FOTO: SZ / Robby Lorenz
Zweifellos sind die konjunkturellen Bremsspuren in Deutschland mittlerweile unübersehbar. In der neuesten Haushaltsplanung von Kassenwart Olaf Scholz ist davon indes wenig zu spüren. Wer sich damit befasst, stellt fest, dass der Etat nur durch eine, sagen wir, kreative Buchführung gedeckt ist. Von Stefan Vetter

Das Zauberwort heißt „globale Minderausgabe“. Rund vier Milliarden Euro müssen demnach noch eingespart werden, ohne genau zu wissen, wie und wo. In den letzten Jahren tat sich immer noch ein ungeahnter Steuerquell auf. Bei einer weiteren Abschwächung der Konjunktur könnte es damit schnell vorbei sein.

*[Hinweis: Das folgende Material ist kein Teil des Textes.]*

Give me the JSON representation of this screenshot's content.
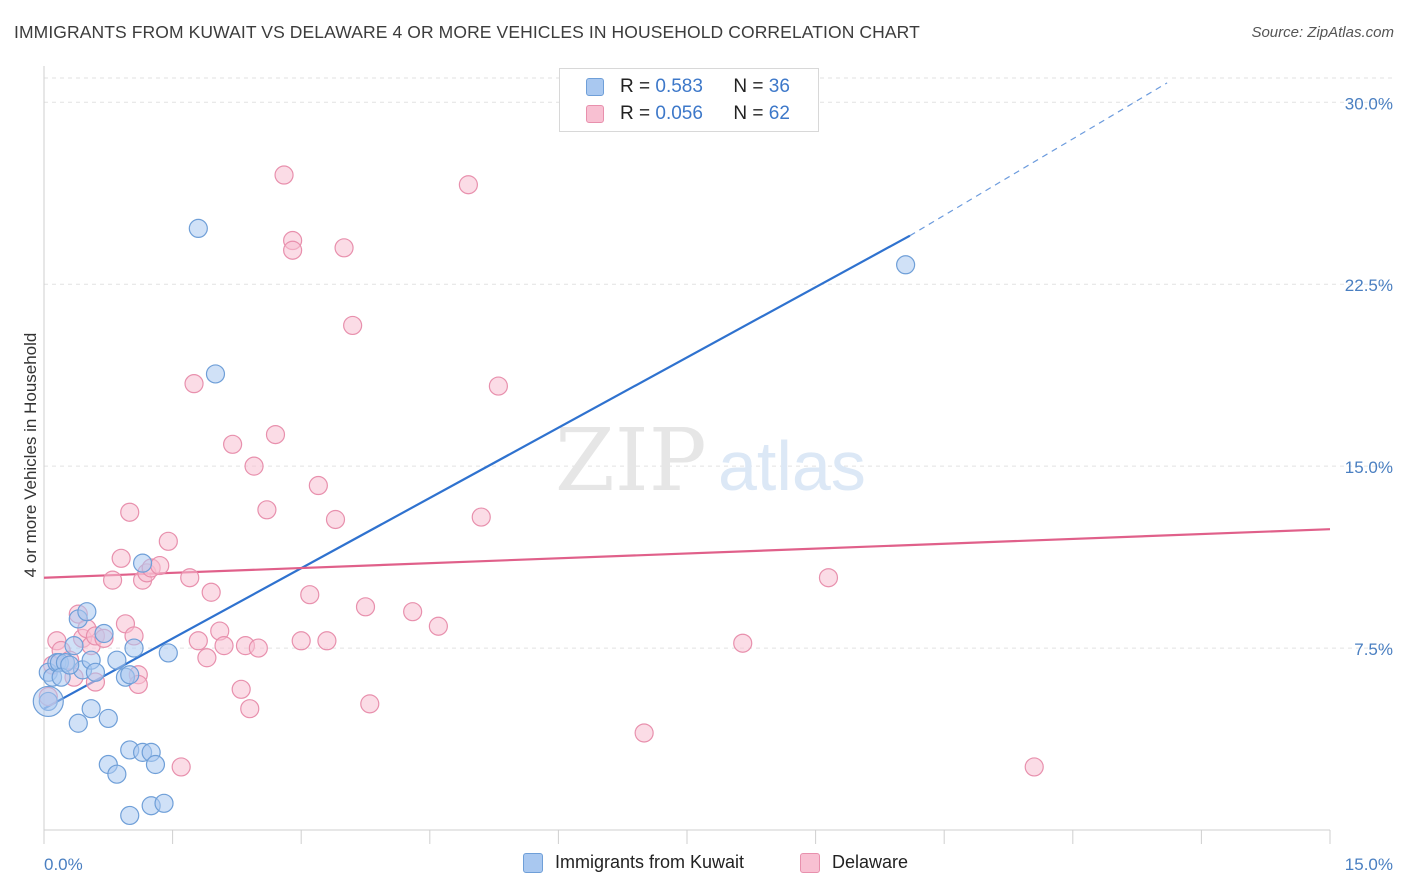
{
  "header": {
    "title": "IMMIGRANTS FROM KUWAIT VS DELAWARE 4 OR MORE VEHICLES IN HOUSEHOLD CORRELATION CHART",
    "source": "Source: ZipAtlas.com"
  },
  "legend": {
    "r_label": "R =",
    "n_label": "N =",
    "rows": [
      {
        "r": "0.583",
        "n": "36",
        "color": "#a9c8f0",
        "border": "#6f9fd8"
      },
      {
        "r": "0.056",
        "n": "62",
        "color": "#f8c0d2",
        "border": "#e890ad"
      }
    ]
  },
  "watermark": {
    "zip": "ZIP",
    "atlas": "atlas"
  },
  "bottom_legend": {
    "kuwait": "Immigrants from Kuwait",
    "delaware": "Delaware"
  },
  "chart_data": {
    "type": "scatter",
    "title": "IMMIGRANTS FROM KUWAIT VS DELAWARE 4 OR MORE VEHICLES IN HOUSEHOLD CORRELATION CHART",
    "xlabel": "",
    "ylabel": "4 or more Vehicles in Household",
    "xlim": [
      0,
      15
    ],
    "ylim": [
      0,
      31
    ],
    "x_tick_labels": [
      "0.0%",
      "15.0%"
    ],
    "y_ticks": [
      {
        "value": 7.5,
        "label": "7.5%"
      },
      {
        "value": 15.0,
        "label": "15.0%"
      },
      {
        "value": 22.5,
        "label": "22.5%"
      },
      {
        "value": 30.0,
        "label": "30.0%"
      }
    ],
    "series": [
      {
        "name": "Immigrants from Kuwait",
        "color": "#6f9fd8",
        "fill": "#a9c8f0",
        "trend": {
          "x0": 0.0,
          "y0": 5.0,
          "x1": 10.1,
          "y1": 24.5,
          "dashed_to_x": 13.1,
          "dashed_to_y": 30.8,
          "color": "#2f72cf"
        },
        "points": [
          [
            0.05,
            6.5
          ],
          [
            0.1,
            6.3
          ],
          [
            0.15,
            6.9
          ],
          [
            0.18,
            6.9
          ],
          [
            0.25,
            6.9
          ],
          [
            0.35,
            7.6
          ],
          [
            0.4,
            8.7
          ],
          [
            0.45,
            6.6
          ],
          [
            0.5,
            9.0
          ],
          [
            0.55,
            7.0
          ],
          [
            0.7,
            8.1
          ],
          [
            0.75,
            4.6
          ],
          [
            0.95,
            6.3
          ],
          [
            1.0,
            6.4
          ],
          [
            1.05,
            7.5
          ],
          [
            1.15,
            11.0
          ],
          [
            1.45,
            7.3
          ],
          [
            1.8,
            24.8
          ],
          [
            2.0,
            18.8
          ],
          [
            0.4,
            4.4
          ],
          [
            0.55,
            5.0
          ],
          [
            0.75,
            2.7
          ],
          [
            0.85,
            2.3
          ],
          [
            1.0,
            3.3
          ],
          [
            1.15,
            3.2
          ],
          [
            1.25,
            3.2
          ],
          [
            1.3,
            2.7
          ],
          [
            1.25,
            1.0
          ],
          [
            1.4,
            1.1
          ],
          [
            1.0,
            0.6
          ],
          [
            10.05,
            23.3
          ],
          [
            0.05,
            5.3
          ],
          [
            0.2,
            6.3
          ],
          [
            0.3,
            6.8
          ],
          [
            0.6,
            6.5
          ],
          [
            0.85,
            7.0
          ]
        ]
      },
      {
        "name": "Delaware",
        "color": "#e890ad",
        "fill": "#f8c0d2",
        "trend": {
          "x0": 0.0,
          "y0": 10.4,
          "x1": 15.0,
          "y1": 12.4,
          "color": "#e0608a"
        },
        "points": [
          [
            0.05,
            5.5
          ],
          [
            0.1,
            6.8
          ],
          [
            0.15,
            7.8
          ],
          [
            0.2,
            7.4
          ],
          [
            0.3,
            7.0
          ],
          [
            0.35,
            6.3
          ],
          [
            0.4,
            8.9
          ],
          [
            0.45,
            7.9
          ],
          [
            0.5,
            8.3
          ],
          [
            0.55,
            7.6
          ],
          [
            0.6,
            8.0
          ],
          [
            0.7,
            7.9
          ],
          [
            0.8,
            10.3
          ],
          [
            0.9,
            11.2
          ],
          [
            0.95,
            8.5
          ],
          [
            1.0,
            13.1
          ],
          [
            1.05,
            8.0
          ],
          [
            1.1,
            6.4
          ],
          [
            1.15,
            10.3
          ],
          [
            1.2,
            10.6
          ],
          [
            1.25,
            10.8
          ],
          [
            1.35,
            10.9
          ],
          [
            1.45,
            11.9
          ],
          [
            1.6,
            2.6
          ],
          [
            1.7,
            10.4
          ],
          [
            1.75,
            18.4
          ],
          [
            1.8,
            7.8
          ],
          [
            1.9,
            7.1
          ],
          [
            1.95,
            9.8
          ],
          [
            2.05,
            8.2
          ],
          [
            2.1,
            7.6
          ],
          [
            2.2,
            15.9
          ],
          [
            2.3,
            5.8
          ],
          [
            2.35,
            7.6
          ],
          [
            2.4,
            5.0
          ],
          [
            2.45,
            15.0
          ],
          [
            2.5,
            7.5
          ],
          [
            2.6,
            13.2
          ],
          [
            2.7,
            16.3
          ],
          [
            2.8,
            27.0
          ],
          [
            2.9,
            24.3
          ],
          [
            3.0,
            7.8
          ],
          [
            3.1,
            9.7
          ],
          [
            3.2,
            14.2
          ],
          [
            3.3,
            7.8
          ],
          [
            3.4,
            12.8
          ],
          [
            3.5,
            24.0
          ],
          [
            3.6,
            20.8
          ],
          [
            3.75,
            9.2
          ],
          [
            3.8,
            5.2
          ],
          [
            4.3,
            9.0
          ],
          [
            4.6,
            8.4
          ],
          [
            4.95,
            26.6
          ],
          [
            5.1,
            12.9
          ],
          [
            5.3,
            18.3
          ],
          [
            7.0,
            4.0
          ],
          [
            8.15,
            7.7
          ],
          [
            9.15,
            10.4
          ],
          [
            11.55,
            2.6
          ],
          [
            2.9,
            23.9
          ],
          [
            0.6,
            6.1
          ],
          [
            1.1,
            6.0
          ]
        ]
      }
    ]
  }
}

Was Scholz hilft, ist die Tatsache, dass der Bund für seine Altschulden kaum noch Zinsen zahlen muss. Private Sparer dürften das allerdings mit großer Sorge sehen. Denn der Staat stößt sich an ihnen gesund, ohne einen Gedanken daran zu verschwenden, wie ihre faktische Enteignung zügig gemildert werden könnte. Naheliegend wäre eine umfassende Steuerreform. Doch keine Spur davon. Entgegen der Beteuerungen mangelt es dem Zahlenwerk auch an vernünftigen Schwerpunktsetzungen. Die Investitionsquote steigt, gut und schön. Aber später sinkt sie wieder. Das ist schlecht. Und bei den Herausforderungen für den Klimaschutz bleibt unklar, wie die Kosten dafür nachhaltig beglichen werden können. So ist der Etat von Scholz auch ein ungedeckter Scheck auf die Zukunft.